Meat & Livestock News

Australian Cattle and Sheep Market: Weekly Update

The Australian cattle and sheep markets have shown varied trends in the past week, with notable changes in prices, yardings, and slaughter rates. This report provides a comprehensive overview of the latest developments in these sectors.

Cattle Market Trends

Cattle prices have seen an upward trend this week, particularly for feeder and restocker cattle. Total yardings increased by 10,578 to 45,061 head, slightly above the five-week average of 44,677.

The restocker yearling steer indicator rose by 41¢ to 280¢/kg live weight (lwt), with the most significant price increase observed in New South Wales (NSW) at 46¢ to 271¢/kg lwt. The feeder steer indicator also saw an increase of 21¢ to 238¢/kg lwt, with Queensland prices rising by 27¢ to 226¢/kg lwt. This increase in prices is attributed to consistent rainfall, which has bolstered market interest, particularly in yearling steers from feedlots.

Sheep and Lamb Market Dynamics

The sheep and lamb market experienced mixed results this week. While some sales saw considerable price increases, others witnessed a substantial easing.

Overall, total yardings decreased by 15,864 head, primarily due to a drop in lamb yardings of 21,453 head, while sheep yardings remained relatively stable.

The heavy lamb indicator rose by 13¢ from the previous week, ending at 499¢/kg carcase weight (cwt). In NSW, the indicator increased by 39¢ to 510¢/kg cwt, largely driven by strong sales at Wagga. In contrast, in Victoria, the indicator remained steady at 507¢/kg cwt, despite significant price volatility in individual saleyards.

The National Livestock Reporting Service (NLRS) notes that well-finished lambs, regardless of age, continue to hold firmer prices due to varied quality at sale yards.

Slaughter Rate Changes

For the week ending 10 November 2023, cattle slaughter fell by 8,744 to 122,744 head. This decline was observed in all states except South Australia, which saw a small increase of 538 head. Victoria recorded the largest decline in slaughter by 2,895 head, closely followed by Queensland with a decrease of 2,623 head.

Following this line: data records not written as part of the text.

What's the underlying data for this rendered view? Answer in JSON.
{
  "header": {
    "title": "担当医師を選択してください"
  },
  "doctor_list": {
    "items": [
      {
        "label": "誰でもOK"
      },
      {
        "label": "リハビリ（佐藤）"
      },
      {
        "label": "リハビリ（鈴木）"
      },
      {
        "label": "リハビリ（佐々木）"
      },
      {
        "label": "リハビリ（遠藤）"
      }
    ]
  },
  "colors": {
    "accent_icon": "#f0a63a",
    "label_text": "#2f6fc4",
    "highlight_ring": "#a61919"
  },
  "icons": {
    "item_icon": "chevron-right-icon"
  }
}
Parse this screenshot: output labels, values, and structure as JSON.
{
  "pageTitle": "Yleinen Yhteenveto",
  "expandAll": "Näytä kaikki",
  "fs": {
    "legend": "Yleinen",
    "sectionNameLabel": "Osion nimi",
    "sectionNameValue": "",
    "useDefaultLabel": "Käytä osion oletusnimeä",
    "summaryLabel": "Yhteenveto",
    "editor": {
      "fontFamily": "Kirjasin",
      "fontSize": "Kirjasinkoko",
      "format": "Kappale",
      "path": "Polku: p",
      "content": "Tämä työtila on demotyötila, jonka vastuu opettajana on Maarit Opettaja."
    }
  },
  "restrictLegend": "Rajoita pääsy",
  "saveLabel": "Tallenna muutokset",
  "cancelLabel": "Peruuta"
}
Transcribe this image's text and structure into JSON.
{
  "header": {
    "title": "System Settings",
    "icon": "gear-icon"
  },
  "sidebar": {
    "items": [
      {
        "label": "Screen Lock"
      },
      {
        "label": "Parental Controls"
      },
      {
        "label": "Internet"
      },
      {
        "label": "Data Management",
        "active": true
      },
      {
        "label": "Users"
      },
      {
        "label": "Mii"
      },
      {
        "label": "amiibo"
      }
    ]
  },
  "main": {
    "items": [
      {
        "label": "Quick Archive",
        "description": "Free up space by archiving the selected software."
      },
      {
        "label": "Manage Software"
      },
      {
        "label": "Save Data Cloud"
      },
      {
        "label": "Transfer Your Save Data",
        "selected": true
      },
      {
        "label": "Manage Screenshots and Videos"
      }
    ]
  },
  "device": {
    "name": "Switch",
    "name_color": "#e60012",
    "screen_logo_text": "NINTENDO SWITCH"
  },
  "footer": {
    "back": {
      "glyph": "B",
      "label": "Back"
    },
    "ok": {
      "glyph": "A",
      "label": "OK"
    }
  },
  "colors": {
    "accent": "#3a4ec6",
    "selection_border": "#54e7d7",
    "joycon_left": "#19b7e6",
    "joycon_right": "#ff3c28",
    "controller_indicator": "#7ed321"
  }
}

Lamb slaughter decreased by 22,235 head, and sheep slaughter fell by 16,832 head. The most significant decline in lamb slaughter was in Western Australia, with a decrease of 30,613 head.

NSW was the only state to record an increase in lamb slaughter, with numbers rising by 20,834 to 122,152 head. Sheep slaughter fell by 16,832 to 160,713 head, declining in all states except Queensland and Tasmania, which each recorded small increases.

Market News and Resources

The NLRS has introduced two new indicators based on online transaction data, providing additional insights into market trends. The Australian Bureau of Statistics (ABS) has also released its quarterly slaughter and production statistics.